Institutional child abuse
by Hazel Croft
NEW LABOUR ministers jumped to the defence of children's minister Margaret Hodge last week after her dismissal of a child abuse victim in an Islington care home as "extremely disturbed". The whole affair has typified the double standards that are a hallmark of New Labour.
It seems that government ministers who claim to put the victims of crime at the forefront of their policies only do so when it suits their own interests or careers. One of the worst excuses came from trade and industry secretary Patricia Hewitt. She claimed that Hodge could be forgiven because her comments were made in the early 1990s, when people didn't have a full understanding of child abuse.
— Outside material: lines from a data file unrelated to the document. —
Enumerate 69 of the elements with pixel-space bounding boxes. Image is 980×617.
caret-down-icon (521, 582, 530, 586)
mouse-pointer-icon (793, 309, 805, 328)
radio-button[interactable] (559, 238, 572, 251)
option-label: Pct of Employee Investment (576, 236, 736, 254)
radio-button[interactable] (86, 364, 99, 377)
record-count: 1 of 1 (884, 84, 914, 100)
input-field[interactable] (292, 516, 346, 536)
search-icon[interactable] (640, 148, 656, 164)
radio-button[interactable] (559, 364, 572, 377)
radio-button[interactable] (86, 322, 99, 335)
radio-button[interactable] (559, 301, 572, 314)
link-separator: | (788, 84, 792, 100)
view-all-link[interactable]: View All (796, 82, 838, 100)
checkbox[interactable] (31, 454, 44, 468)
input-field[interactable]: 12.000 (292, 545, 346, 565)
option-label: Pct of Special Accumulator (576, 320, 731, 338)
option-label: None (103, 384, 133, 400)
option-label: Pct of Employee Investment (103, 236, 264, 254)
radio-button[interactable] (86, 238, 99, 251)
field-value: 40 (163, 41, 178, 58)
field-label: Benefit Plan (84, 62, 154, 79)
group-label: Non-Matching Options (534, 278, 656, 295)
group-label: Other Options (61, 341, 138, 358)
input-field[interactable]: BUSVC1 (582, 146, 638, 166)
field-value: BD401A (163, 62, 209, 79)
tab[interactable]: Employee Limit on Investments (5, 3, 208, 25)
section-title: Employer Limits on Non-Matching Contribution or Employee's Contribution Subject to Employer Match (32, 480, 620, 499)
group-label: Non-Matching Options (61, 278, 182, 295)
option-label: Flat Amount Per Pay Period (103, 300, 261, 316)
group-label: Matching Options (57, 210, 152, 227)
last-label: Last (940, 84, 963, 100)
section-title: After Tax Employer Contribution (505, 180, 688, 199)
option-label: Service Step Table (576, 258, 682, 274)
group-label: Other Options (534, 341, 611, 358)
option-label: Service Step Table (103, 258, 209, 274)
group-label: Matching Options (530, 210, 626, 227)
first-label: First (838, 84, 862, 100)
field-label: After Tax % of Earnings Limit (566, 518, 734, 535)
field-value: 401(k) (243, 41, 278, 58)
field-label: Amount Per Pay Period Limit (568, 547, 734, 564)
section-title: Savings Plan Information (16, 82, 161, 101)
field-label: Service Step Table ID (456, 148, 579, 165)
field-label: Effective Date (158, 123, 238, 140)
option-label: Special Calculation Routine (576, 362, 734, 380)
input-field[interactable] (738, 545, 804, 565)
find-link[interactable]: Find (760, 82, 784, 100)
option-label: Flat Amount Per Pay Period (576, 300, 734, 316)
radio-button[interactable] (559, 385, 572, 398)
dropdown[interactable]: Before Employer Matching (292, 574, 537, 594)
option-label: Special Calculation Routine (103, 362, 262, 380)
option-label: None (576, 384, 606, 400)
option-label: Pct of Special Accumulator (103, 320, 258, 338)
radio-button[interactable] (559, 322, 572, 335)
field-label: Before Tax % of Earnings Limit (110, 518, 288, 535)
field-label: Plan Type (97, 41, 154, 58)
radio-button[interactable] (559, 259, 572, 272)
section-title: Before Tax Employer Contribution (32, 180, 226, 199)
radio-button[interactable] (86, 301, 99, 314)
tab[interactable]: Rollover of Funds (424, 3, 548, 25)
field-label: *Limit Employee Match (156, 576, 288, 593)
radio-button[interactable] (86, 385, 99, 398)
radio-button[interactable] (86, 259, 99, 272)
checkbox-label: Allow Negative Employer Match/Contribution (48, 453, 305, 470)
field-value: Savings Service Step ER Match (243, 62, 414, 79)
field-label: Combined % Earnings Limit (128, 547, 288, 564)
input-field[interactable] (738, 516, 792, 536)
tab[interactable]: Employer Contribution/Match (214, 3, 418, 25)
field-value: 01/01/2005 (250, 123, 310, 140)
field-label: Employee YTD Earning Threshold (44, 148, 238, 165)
But in the late 1980s there was a huge outpouring of debate and discussion about child abuse following the 1987 Cleveland case. As leader of Islington council, Hodge would have been fully aware of all these debates.
Tony Blair's defence of Hodge was that despite her past mistakes she's an excellent children's minister today, and should carry on implementing New Labour's "child-centred" policies. What exactly are Labour doing for children?
Hodge's much-heralded Sure Start childcare programmes have not made real improvements in the availabilty of childcare for the vast majority of parents. This is according to the latest research by the respected Daycare Trust. New Labour's whole attitude to children is far more insidious and destructive than this.
It was summed up a few years ago by Hodge herself when I saw her on TV visiting a nursery. While the three year olds were shown laughing and enjoying themselves in the background, Hodge talked grimly about how instead they needed "play with a purpose".
What "purpose" did Hodge mean? Did she mean preparing three year olds for the world of relentless assessing, grading and testing from the moment they enter school? Under New Labour, school children now sit more tests than any other generation.
Or did she mean preparing the three year olds for the world of a deregulated, flexible, non-unionised labour market Blair dreams of, where workers bow down to the dictates of the boss? New Labour has inflicted on children a brave new capitalistic world of relentless competition and tests that crushes children's imagination, creativity and potential.
Any child, or indeed parent, whose face or behaviour doesn't fit will be blamed, shamed and punished. So under New Labour there are more under 15 year olds in jail than ever before. The government is pursuing a policy of criminalising even more young people on working class estates with its draconian anti-social behaviour orders. This government has constantly lectured and blamed working class families for crime, drugs and violence.
Yet the very pro-business policies it pursues have made the Blairite idea of "good parenting" impossible for most working class parents to achieve. The reality for millions of working class children is not the cosy middle class world of trips to museums and the countryside, and parents helping their children with homework, conjured up by ministers.
Just read the words of any of the bus, postal, hospital and other workers who speak out regularly in the pages of this paper. Their life means juggling time with their children with long hours, unsociable shifts, and with a wage that won't stretch to pay for clothes, trainers and educational trips.
The tragedy is that such pressures can only make worse the factors that lead some people to crack under the strain. This increases the likelihood of alcoholism, drug abuse, mental health problems and, in a small minority of cases, violence and abuse.